Sans être idyllique, le récit commence de façon paisible et bucolique dans les alpages, à la frontière allemande et autrichienne, au sein d’une petite communauté à l’écart de la société retombée dans la barbarie, se cachant des drones qui survolent parfois la montagne. La vie est précaire à mesure que les objets de la technologie tombent en déliquescence. Se déplacer à l’extérieur nécessite le port d’une combinaison antiradiations. À l’écart nichent dans les arbres des babouins qu’il faut parfois chasser quand ils s’aventurent trop près des habitations ; mise en abyme de la civilisation à venir, le monde futur regardant l’ancien sur le déclin. Outre Cornélius, le leader, on suit Anne, qui recoud les vêtements, Jorden, ex-militaire irascible attaché à la défense du site, Chang, ex-journaliste, et Özlem, ancienne présentatrice, qui vont avoir un bébé, et Heinz, un adolescent ramassé alors qu’il était encore enfant. Il est persuadé que son père, resté sur une station spatiale pendant « la Chute », viendra un jour le chercher. En amoureux des mots anciens dont il cherche à se souvenir, il a reçu pour ses quatorze ans, de la part de Chang et Özlem, des cahiers et des crayons avec lesquels il entreprend un journal. L’accent est mis sur les relations entre tous, l’entraide nécessaire, sur la fidélité et la reconnaissance aussi : Heinz est partagé entre Cornélius, qu’il adule, et le couple qui lui a fait un si beau cadeau mais lui demande de partager ses secrets.
Le narrateur étant trop jeune pour se souvenir de la catastrophe, on n’acquiert que fortuitement des informations sur l’ancien monde, aux prospères villes sous globe, peuplées de robots pour tous les usages. Heinz a d’ailleurs du mal à se séparer de son robot fennec, une machine qui se nourrit de protéines et d’eau, véritable réservoir à histoires qui le consolent de la dureté du monde.
Les menaces se précisant, le groupe est contraint de fuir en quête des camps d’accueil que les survivants de la société ont mis en place. Une longue errance commence, parsemée de douloureuses épreuves, au cours de laquelle s’amenuise l’espoir et s’effrite aussi la confiance dans le genre humain : il s’agit bien de survivre, ce qui ne va pas sans son lot de trahisons ou de comportements peu glorieux.

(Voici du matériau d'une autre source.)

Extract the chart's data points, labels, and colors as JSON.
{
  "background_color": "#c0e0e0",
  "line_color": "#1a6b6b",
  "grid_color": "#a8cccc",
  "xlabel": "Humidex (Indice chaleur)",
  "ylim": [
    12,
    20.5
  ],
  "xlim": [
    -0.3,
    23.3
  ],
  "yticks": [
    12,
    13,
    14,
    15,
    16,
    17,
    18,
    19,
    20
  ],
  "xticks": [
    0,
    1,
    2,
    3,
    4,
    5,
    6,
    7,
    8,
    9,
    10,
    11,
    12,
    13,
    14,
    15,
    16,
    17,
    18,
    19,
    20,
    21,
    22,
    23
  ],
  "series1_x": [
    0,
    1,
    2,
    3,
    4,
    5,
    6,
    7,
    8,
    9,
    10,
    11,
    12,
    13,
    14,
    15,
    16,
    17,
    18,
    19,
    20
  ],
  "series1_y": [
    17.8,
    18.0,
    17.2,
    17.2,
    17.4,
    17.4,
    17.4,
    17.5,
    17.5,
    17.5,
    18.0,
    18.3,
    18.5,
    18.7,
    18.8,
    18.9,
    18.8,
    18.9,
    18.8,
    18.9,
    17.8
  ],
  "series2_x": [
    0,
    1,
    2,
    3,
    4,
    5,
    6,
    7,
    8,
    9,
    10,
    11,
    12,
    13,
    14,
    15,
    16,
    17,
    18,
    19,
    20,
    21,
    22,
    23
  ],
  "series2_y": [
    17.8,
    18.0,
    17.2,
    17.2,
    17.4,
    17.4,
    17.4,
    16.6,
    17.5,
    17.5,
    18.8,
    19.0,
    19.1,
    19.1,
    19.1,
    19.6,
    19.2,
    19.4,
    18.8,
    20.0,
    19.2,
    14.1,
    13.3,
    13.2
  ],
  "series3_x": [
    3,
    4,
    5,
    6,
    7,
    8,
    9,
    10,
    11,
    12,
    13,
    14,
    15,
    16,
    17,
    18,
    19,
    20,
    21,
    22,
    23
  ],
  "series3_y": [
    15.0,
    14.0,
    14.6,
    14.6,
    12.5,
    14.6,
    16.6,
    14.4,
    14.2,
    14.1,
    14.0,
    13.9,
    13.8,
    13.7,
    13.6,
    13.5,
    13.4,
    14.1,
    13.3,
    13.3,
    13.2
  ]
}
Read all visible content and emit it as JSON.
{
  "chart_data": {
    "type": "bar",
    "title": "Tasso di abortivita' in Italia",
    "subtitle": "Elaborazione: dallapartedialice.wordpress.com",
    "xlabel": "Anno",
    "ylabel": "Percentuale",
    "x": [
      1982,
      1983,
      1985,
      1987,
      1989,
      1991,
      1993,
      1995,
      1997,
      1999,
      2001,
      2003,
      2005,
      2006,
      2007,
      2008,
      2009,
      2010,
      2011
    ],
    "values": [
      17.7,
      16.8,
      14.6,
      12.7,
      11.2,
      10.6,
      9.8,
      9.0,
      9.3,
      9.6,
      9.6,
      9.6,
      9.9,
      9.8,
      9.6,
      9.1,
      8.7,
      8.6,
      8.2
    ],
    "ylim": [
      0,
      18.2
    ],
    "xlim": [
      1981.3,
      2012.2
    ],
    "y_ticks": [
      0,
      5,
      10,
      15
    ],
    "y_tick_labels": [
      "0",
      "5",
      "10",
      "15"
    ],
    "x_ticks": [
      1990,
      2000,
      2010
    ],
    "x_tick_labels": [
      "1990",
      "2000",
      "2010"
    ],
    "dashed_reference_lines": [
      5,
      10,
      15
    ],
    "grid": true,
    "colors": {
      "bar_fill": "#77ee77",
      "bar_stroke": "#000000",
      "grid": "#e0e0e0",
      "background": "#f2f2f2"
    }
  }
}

À chaque étape correspond un nouveau cahier, noir, bleu, vert, jaune, où sont consignés péripéties et drames. Le récit est sombre, parfois même d’une noirceur absolue, qui laisse deviner, dans les non-dits, des horreurs ultimes. Seuls subsistent, comme des îlots de poésie, les mots auxquels se raccroche Heinz, le sens qu’il essaie de leur donner lorsqu’il évoque la saveur d’un fruit ou un son que nul n’entendra plus jamais. Poétiques aussi les histoires qu’il se raconte ou les premières phrases de romans que l’adolescent se remémore inexplicablement sans les avoir jamais lues. Ce ne sont pas seulement les mots mais la société, voire la vie même, qui a perdu son sens. Le périple s’achève sur un retournement de situation inattendu, conclusion désespérée, où subsiste néanmoins l’affirmation d’une appartenance à l’humanité comme seule valeur ultime.
À noter que les extraits de romans insérés dans le récit, dont on trouvera le détail en fin de volume, ne se limitent pas aux classiques, mais font preuve d’un grand éclectisme (et d’une solide culture de l’auteur) allant de La Bible à Hunger Games, de Murakami à Jaworski.
Les récits post-apocalyptiques sont légion. Celui-ci sort du lot en raison de sa dimension littéraire, qui illumine un récit tragique. Car au cœur des ténèbres, pour poursuivre avec une référence à Conrad, ne demeurent que les mots pour éclairer ce qui reste d’humanité.